儀式を邪魔する物は何もないのだ……稼津斗とネギの2名を除いては。
故にアスナの力のコントロールを調に任せて、フェイトとセクスドゥムは、何れ此処に辿り着くであろう稼津斗とネギとの戦闘に神経を集中する。

制限時間は残り80分――












ネギま Story Of XX 119時間目
『Falling Down K&N』











稼津斗とネギを貫いた一撃は、間違いなくデュナミスが放ったものだろう。
その証拠に、バトルモードとなったデュナミスの肘から下が消えてなくなっている。


自らの身体の一部を転移して攻撃すると言う、超高等魔法を使って2人への攻撃を行ったのだ。

「不覚…よもや、そんな攻撃手段があるとは…!!」

デュナミスと戦っていた楓も予想外の攻撃に歯噛みする。
ただ、幸いと言うか何と言うか、パートナー達は一切無事だ。

ネギの杖に乗っていた栞と千雨は真っ逆さまに落下するが、其れはのどかとアキラが確りフォローしているので問題ない。


寧ろ問題はネギだ。
稼津斗は例え身体を貫かれようとも、オリハルコンの力で瞬時再生するので問題は無い。

だがネギは、闇の力をその身に宿しているとはいえ稼津斗のような不死身の再生能力は有していない――故にこの一発は致命傷になるのだ。


其れを見越したのだろう。
同じく身体を貫かれた稼津斗は、一瞬姿を消し、今度は再び木乃香を連れてこの場に現れた。

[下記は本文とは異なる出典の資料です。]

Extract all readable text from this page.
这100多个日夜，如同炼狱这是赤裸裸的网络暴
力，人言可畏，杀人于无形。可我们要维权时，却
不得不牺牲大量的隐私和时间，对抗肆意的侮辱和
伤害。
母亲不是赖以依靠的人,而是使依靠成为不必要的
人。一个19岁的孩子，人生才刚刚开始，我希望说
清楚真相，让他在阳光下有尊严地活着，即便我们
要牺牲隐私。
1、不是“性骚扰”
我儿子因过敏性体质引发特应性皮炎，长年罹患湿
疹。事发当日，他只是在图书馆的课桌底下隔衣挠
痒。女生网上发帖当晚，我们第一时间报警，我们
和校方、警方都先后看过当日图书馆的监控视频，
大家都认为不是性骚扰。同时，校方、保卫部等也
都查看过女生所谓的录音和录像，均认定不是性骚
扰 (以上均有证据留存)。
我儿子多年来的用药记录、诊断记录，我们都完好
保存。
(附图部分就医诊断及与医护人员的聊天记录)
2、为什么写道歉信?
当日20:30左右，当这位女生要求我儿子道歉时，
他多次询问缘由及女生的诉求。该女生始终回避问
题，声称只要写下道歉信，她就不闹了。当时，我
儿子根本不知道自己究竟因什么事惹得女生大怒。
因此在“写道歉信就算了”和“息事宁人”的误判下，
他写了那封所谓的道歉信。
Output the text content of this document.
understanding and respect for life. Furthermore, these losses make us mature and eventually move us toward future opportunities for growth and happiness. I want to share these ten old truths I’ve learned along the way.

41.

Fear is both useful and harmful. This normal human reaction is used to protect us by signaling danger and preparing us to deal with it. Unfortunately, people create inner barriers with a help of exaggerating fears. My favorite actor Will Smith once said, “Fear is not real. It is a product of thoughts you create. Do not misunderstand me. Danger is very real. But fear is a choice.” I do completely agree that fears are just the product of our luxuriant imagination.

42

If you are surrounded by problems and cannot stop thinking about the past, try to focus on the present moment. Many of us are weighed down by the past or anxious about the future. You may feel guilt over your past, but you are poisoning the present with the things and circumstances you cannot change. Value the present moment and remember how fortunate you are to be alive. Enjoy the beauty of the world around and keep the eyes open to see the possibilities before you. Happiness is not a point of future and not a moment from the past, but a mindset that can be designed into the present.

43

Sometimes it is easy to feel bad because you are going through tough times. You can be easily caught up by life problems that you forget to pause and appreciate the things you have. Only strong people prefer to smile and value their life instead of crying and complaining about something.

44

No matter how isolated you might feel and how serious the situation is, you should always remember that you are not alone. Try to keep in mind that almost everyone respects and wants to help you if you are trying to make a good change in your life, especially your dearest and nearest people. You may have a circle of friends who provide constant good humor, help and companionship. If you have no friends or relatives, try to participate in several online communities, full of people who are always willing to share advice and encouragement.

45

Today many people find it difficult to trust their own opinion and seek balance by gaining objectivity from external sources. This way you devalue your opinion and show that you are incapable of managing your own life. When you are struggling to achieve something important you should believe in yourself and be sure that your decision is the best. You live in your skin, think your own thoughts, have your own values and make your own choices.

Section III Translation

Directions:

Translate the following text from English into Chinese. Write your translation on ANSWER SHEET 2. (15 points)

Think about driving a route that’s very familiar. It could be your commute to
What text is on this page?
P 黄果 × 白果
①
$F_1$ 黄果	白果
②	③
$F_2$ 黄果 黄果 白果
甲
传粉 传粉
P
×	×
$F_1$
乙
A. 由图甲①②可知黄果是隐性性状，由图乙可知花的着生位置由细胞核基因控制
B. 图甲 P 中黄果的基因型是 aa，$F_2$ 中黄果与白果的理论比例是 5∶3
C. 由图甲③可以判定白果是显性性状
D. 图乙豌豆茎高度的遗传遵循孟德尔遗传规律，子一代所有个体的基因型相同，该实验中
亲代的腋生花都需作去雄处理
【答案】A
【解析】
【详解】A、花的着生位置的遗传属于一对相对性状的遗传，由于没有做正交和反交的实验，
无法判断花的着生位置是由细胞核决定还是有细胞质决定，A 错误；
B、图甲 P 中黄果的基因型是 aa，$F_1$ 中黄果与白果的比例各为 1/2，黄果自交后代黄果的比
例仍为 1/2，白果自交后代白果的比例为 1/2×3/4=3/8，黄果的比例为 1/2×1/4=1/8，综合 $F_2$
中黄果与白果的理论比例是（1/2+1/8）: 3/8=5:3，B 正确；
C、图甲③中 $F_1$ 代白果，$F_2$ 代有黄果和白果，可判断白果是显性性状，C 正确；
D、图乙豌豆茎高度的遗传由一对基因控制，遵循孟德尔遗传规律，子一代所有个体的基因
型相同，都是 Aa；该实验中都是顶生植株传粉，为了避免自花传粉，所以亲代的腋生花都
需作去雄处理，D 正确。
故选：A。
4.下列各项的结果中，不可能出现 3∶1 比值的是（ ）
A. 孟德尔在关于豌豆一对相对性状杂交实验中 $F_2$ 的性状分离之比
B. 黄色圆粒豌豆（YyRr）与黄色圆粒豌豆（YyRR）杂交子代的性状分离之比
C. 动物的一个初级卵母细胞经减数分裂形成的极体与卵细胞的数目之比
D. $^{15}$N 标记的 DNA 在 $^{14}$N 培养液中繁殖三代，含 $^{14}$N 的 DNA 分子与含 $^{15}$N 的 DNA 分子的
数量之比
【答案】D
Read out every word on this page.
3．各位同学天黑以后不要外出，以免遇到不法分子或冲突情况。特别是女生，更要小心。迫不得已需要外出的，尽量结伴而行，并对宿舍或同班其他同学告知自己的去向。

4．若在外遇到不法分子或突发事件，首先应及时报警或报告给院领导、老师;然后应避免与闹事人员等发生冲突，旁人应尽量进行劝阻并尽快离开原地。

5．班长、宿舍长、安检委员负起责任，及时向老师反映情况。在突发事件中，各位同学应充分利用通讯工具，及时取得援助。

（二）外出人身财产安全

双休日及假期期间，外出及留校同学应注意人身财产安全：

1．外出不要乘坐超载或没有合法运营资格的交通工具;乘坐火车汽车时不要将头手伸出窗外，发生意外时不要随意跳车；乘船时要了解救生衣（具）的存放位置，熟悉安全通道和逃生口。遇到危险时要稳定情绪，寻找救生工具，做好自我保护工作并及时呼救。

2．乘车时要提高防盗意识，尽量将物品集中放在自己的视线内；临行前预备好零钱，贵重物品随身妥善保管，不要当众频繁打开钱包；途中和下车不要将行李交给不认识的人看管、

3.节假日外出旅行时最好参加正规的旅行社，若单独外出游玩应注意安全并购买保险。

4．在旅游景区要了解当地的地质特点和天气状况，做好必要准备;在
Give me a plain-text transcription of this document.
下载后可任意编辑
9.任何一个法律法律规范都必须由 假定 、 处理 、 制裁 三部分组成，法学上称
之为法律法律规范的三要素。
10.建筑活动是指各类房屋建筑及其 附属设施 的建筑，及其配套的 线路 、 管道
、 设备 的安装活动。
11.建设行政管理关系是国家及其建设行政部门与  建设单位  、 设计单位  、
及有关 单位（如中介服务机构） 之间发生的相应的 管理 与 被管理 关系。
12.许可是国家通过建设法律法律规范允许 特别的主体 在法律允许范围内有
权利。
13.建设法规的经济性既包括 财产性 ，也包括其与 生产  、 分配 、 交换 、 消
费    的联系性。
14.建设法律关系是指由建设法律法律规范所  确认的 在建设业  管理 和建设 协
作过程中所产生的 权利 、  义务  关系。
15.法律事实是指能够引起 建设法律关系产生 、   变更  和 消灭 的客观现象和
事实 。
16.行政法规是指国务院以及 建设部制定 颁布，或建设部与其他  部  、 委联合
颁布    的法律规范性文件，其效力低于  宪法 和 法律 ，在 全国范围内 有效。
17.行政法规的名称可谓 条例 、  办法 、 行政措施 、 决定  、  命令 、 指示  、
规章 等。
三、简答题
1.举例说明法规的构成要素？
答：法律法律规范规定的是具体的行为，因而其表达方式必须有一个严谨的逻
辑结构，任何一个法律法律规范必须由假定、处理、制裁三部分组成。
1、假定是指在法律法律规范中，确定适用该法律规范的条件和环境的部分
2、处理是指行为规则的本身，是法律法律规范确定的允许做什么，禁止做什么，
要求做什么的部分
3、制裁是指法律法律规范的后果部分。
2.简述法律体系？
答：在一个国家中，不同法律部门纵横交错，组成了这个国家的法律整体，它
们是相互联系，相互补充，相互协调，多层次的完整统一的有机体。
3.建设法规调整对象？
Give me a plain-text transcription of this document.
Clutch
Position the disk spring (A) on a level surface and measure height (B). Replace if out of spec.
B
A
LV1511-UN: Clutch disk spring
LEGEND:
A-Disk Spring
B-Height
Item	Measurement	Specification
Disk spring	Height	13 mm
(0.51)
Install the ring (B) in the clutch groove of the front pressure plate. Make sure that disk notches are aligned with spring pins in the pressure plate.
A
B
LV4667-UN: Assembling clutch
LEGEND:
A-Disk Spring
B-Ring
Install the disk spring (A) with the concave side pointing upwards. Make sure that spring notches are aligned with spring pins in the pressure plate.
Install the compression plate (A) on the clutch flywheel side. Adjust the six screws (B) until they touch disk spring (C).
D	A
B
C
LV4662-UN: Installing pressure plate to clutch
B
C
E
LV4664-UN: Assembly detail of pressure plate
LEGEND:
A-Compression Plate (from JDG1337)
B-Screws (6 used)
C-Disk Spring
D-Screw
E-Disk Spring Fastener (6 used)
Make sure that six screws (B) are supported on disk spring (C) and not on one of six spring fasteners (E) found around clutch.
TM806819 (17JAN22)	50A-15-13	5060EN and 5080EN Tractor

瞬間移動でフライマンタに戻り、木乃香を連れて戻って来たのだ。

治癒と言う一点に限れば、木乃香のソレは亜子がアーティファクトで出す治癒系魔法薬よりも遥かに効果が高く即効性も有る。
だからこそ必要なのだ。

恐ろしい速さで戻って来れたのは、『ネギが致命傷を負ったから来てくれ』とでも言ったのだろう。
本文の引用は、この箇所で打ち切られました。